Directory Based Sharding….

what is a directory-based sharding? 

Directory-based sharding basically allows the user to define the values used and combined across different partitions, providing better control over data location, in which partition, and which shard. So this allows you to set up a good configuration.

Now, many times we may have a key that isn’t large enough for hash partitioning to distribute the data evenly. Sometimes we may not even know which keys will come in the future. And these need to be built in the future. So, when building these, you really don’t want to have to reorganize the whole database on new hash functions, and when data cannot be managed and distributed using hash partitioning, or when we need full control over where data exists.

So let’s say our company is very small in three different countries. So I can combine those three countries into one single shard. And then have three other big countries, each sitting in its own shard. So all of this is done through this directory-based sharding. However, what is good about this is that the directory, which is a table, is created behind the scenes, stored in the catalog, available to the client, and cached with them, used for connection mapping, and used for data access. So it can offer you many high-level benefits.

So the first benefit allows you to group the data based on whatever values you want, depending on where you want to put them, across shards. So all of that is much better and easier controlled by us or by the designers. Now, this is when there are not enough values available. So when you use a hash-based partition, you get an uneven distribution of data.

Therefore, we may be able to use this directory to better distribute the data, since we understand the data structure better than just the hash function. And having a specification that lets you create future components and partitions, depending on how large they’re going to be. Maybe you’re creating them with an existing shard and later moving them to another shard. The ability to have all those controls is essential for managing this specific type of data.

And finally, if a shard value, the key value is required, for example, as we said, the client getting too big or can use the key value, split it, or get multiple key values. Combine them. Move data from one location to another. So all of these components are automatically maintained behind the scenes by us, with the changes applied. And then the directory sharding, and the sharded database, manage all of the data structure, movement, and everything behind the scenes using some of the future functionalities, as we will also talk about.

And finally, a large chunk of data that can then be moved from one location to another. As I mentioned, this is part of the automatic chunk data move and whatnot that we will see later, but utilized within the directory-based sharding to allow us the control of this data and how we’re going to move and manage the data based on the load, as the load or the size of the data changes.

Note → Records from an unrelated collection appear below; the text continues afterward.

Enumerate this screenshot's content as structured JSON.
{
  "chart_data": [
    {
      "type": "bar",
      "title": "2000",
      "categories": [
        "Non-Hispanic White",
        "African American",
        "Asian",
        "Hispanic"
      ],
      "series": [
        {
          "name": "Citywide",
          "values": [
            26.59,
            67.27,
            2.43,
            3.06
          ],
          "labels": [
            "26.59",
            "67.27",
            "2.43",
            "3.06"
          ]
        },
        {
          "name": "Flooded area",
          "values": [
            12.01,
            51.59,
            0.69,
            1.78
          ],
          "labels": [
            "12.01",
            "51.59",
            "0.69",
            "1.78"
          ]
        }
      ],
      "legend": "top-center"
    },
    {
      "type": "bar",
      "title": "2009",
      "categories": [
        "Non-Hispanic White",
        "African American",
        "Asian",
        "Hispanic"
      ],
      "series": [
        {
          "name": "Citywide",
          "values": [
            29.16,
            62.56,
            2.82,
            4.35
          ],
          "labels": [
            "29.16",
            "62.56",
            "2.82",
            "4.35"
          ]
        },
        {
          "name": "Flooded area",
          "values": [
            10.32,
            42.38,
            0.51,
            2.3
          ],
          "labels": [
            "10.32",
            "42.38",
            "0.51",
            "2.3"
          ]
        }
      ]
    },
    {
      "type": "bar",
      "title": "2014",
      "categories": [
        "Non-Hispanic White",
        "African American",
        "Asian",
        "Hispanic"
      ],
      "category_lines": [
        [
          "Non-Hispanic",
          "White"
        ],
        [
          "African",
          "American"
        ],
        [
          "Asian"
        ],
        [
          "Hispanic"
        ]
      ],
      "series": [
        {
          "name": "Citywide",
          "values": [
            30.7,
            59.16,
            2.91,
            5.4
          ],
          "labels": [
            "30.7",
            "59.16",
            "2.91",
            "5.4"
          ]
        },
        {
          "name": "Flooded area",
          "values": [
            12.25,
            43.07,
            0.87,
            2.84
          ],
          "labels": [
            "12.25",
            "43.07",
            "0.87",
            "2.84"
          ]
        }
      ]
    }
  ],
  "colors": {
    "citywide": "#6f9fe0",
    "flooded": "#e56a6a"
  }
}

Generally, two types of use case bases, as we talked about. One, as we said, is when there are not enough distinct values available for the hash distribution to be evenly across the shard. Or if we need to have control over how the data is actually distributed, what data partitions are put together, the chunks? And these chunks, where are they located?

Now, what goes on under the hood? Basically, you identify your mapping key values based on the sharding, where they’re going to be placed. And all of these are then stored in the directory table, as we’ll see in just a minute.

The directory table is then automatically created and stored in the shard catalog. And it is also shared by the director and the client, so it is used for better routing of connections and requests, as well as better data selection. So on the client side, the connection pool, then you create them based on the directory information that is cached. So all of these routing operations can then be performed more efficiently based on the structure.

And then, as I mentioned, this directory is automatically maintained by Oracle. As you insert, delete, alter, or make changes to the data, these operations are automatically maintained for data management. Now, the sharded table contains a virtual column that provides this type of partitioning information, which is used behind the scenes to improve pruning and data management for client access.

So here, if we take a look under the hood of what we have available and what goes on, you can see that we create a shard table. In the shard table, we identify the key that determines how the data is distributed. Then the rest of the information about the data, that is provided in the sharded table.

Then, based on our structure and the mapping we have defined, we will assign each specific partition to a particular shard. So here, these partitions are mapped to this particular shard. And then the other partitions are mapped to this shard.

So behind the scene, the mapping table that we talked about, the directory is created, where it identifies the rows, identifies which partition they belong to and which shard those partitions are stored at. So this can then be cached both, as we said, on the client and in the database for routing, for better execution and load management.

Now, how do we use it? Basically, when we create a sharded table, we specify that we will partition by directory. Then we identify the key column or the key column list if there is more than one. And then, of course, we build our partitions and then identify exactly what the different conditions are for each partition, where each one is going. And then based on the structure, the table is built and then maintained behind the scenes.

In the future, remember, we said that sometimes we don’t know specific new partitions or something that is coming in. You can go ahead and alter a table and add a partition, identify the tablespace and places where that information is going to go to. Next, you can split an existing partition. So here, we are doing the ALTER TABLE SPLIT PARTITION. And then we identify how to divide that particular partition into multiple partitions. So then the structures would be properly created and maintained behind the scenes.

So this gives you an overview of directory-based sharding. I hope it helps.